Early in the week, mortgage rates were once again testing the lows for 2008. The fear gripping the credit markets after the Lehman brothers bankruptcy filing (and other generalized panic in the money markets) helped push bond prices higher and interest rates lower as investors rushed to put funds in safe harbor during all of the chaos.
By the end of the week, which saw several, previously unimaginable, federal interventions in the markets, investor confidence was buoyed, stocks went on a two day romp, and mortgage rates were pushed up as money flowed out of the safe haven of bonds and back into other investments.
Rates finished the week slightly worse than where they began.
As the Wall Street Journal notes, the world financial order has been changed. This week, Congress and the administration will work to pass what amounts to a blank check for the Treasury department to purchase bad paper from banks to prop-up and restore confidence in our financial system.
It would border on irresponsible to hazard any sort of a guess as to how the markets (mortgage or otherwise) will react to the extraordinary events last week, and the nascent bailout proposal which will be passed in some form this week – so the best bet is to gird yourself for some volatility if you are rate shopping, and hope for the best. There is a lot at stake here.

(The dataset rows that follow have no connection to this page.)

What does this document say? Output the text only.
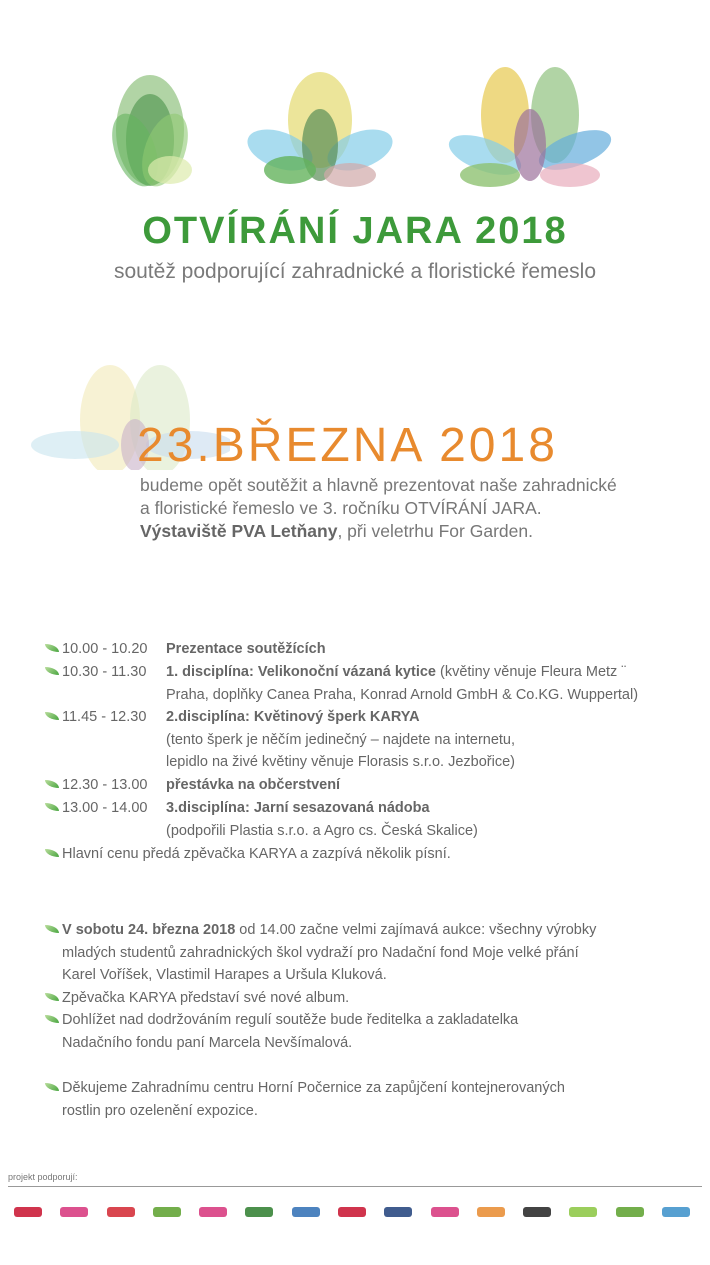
OTVÍRÁNÍ JARA 2018

soutěž podporující zahradnické a floristické řemeslo

23.BŘEZNA 2018

budeme opět soutěžit a hlavně prezentovat naše zahradnické
a floristické řemeslo ve 3. ročníku OTVÍRÁNÍ JARA.
Výstaviště PVA Letňany, při veletrhu For Garden.

10.00 - 10.20 Prezentace soutěžících
10.30 - 11.30 1. disciplína: Velikonoční vázaná kytice (květiny věnuje Fleura Metz ¨
Praha, doplňky Canea Praha, Konrad Arnold GmbH & Co.KG. Wuppertal)
11.45 - 12.30 2.disciplína: Květinový šperk KARYA
(tento šperk je něčím jedinečný – najdete na internetu,
lepidlo na živé květiny věnuje Florasis s.r.o. Jezbořice)
12.30 - 13.00 přestávka na občerstvení
13.00 - 14.00 3.disciplína: Jarní sesazovaná nádoba
(podpořili Plastia s.r.o. a Agro cs. Česká Skalice)
Hlavní cenu předá zpěvačka KARYA a zazpívá několik písní.
V sobotu 24. března 2018 od 14.00 začne velmi zajímavá aukce: všechny výrobky
mladých studentů zahradnických škol vydraží pro Nadační fond Moje velké přání
Karel Voříšek, Vlastimil Harapes a Uršula Kluková.
Zpěvačka KARYA představí své nové album.
Dohlížet nad dodržováním regulí soutěže bude ředitelka a zakladatelka
Nadačního fondu paní Marcela Nevšímalová.
Děkujeme Zahradnímu centru Horní Počernice za zapůjčení kontejnerovaných
rostlin pro ozelenění expozice.

projekt podporují:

Given the import of events at hand, the economic calendar this week will be relegated to second-tier status. That said, Durable Goods Orders (Thu), Weekly Jobless Claims (THU), and GDP (FRI) will give a snapshot of how functional the real economy is beneath all of the financial market chaos.
It is however worth nothing that mortgage rates remain at very low levels – sub 6% for most iterations of 30 year fixed rate home loans.